When one character died and another was born, when some were married and others reconciled – when the raveled edges of plot knit themselves into some type of resolution as the series came to an end while I exercised yesterday morning – I knew exactly what made me cry. The voice in my head expressed pure yearning, and the yearning was for an unconditional embrace in the great bosom of a multi-generational family. It had exactly the character it always has, the bittersweet desire for a consolation that is never complete.
I have a friend who grew up embedded in a family drama at least as operatic and appalling as my own, colored by some of the same themes of immigration and otherness.(Though also very different, as the first line of Anna Karenina explains: “Happy families are all alike; every unhappy family is unhappy in its own way.”) Someone once asked why he wasn’t in jail, or dead, or hopelessly addicted, and his answer was Ozzie and Harriet.
I absolutely understand and entirely believe him.
For those who never had the pleasure, Ozzie and Harriet was an iconic TV series of the fifties and sixties (and for years prior to that, a radio show) conceived and directed by the paterfamilias, Ozzie Nelson, and starring his actual family playing versions of themselves. They were the whitest people I’d ever seen, and they enacted the American family as archetypically good: chipper, innocent, modest, orderly, obedient, and clean.

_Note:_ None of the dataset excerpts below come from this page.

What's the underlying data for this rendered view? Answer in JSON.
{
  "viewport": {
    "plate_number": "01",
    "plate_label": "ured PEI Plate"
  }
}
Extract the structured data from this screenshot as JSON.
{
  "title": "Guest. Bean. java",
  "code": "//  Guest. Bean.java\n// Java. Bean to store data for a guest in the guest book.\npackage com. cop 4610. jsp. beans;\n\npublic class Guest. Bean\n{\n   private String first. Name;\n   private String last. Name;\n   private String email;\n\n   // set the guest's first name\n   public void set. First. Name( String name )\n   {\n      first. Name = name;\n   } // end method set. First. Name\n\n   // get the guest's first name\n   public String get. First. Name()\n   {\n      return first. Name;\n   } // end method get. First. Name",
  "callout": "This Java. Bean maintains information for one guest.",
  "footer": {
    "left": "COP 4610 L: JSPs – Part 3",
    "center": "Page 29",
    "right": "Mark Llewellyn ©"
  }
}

The show had legs because the younger son Ricky became a pop star, so many of the youngsters who started watching in grade school carried on as teenagers, maturing along with the Nelson kids.
The critique of this depiction of America practically writes itself:all the lives, circumstances, and challenges that are omitted when family is bleached, starched, and pumped up on cheeroids; all the implications about what family is, who belongs and who doesn’t.
But so does the feeling of possibility that is engaged by the story of a happy family. Over time, viewers of episodic drama come to feel that they actually know the characters and their lives. Our mirror neurons are activated, and when characters have reason to celebrate or mourn, we do too, the same chemicals flooding our brains as when our real lives take a turn for the better or worse. We may worry when characters are ill or facing a personal test. Even if we never think of them outside of weekly telecasts, as their affectionate faces and accepting gazes fill the screen, some of us experience a feeling of homecoming that our childhood homes foreclosed.
I have friends who never watch TV.Indeed, there was a whole chunk of the countercultural sixties and seventies when I refused to own one. I understand. The commercial cultural industries are surely the most powerful hegemonic force in establishing or denying cultural citizenship, in marginalizing women, people of color, and all minorities. But even as they exploit our yearning, they also embody it.
Ozzie and Harriet gave my friend the idea that a world of possible happiness existed beyond the stifling bounds of a family in which he was made to feel – as so many unhappy children are – that there is no alternative, no escape. It wasn’t exactly me crying through my sit-ups as the final episode of Parenthood unspooled. It was a much, much younger girl in another time and place who lives on in a corner of my mind.
It may not be your taste – you may not call it good – but there’s no question in my mind that this modern dramatic form, episodic TV, demonstrates the power of art. In my world of cultural politics, we mostly focus on its potential to do harm. But sometimes, for some people, you could even say it saved a life. Welcome to the world of mixed blessing.
Ricky Nelson, “I Will Follow You.” This is his regendered version of a 1963 number-one hit for Little Peggy March. On the show, he typically performed other artists’ songs in the frame of a family gathering or high-school dance.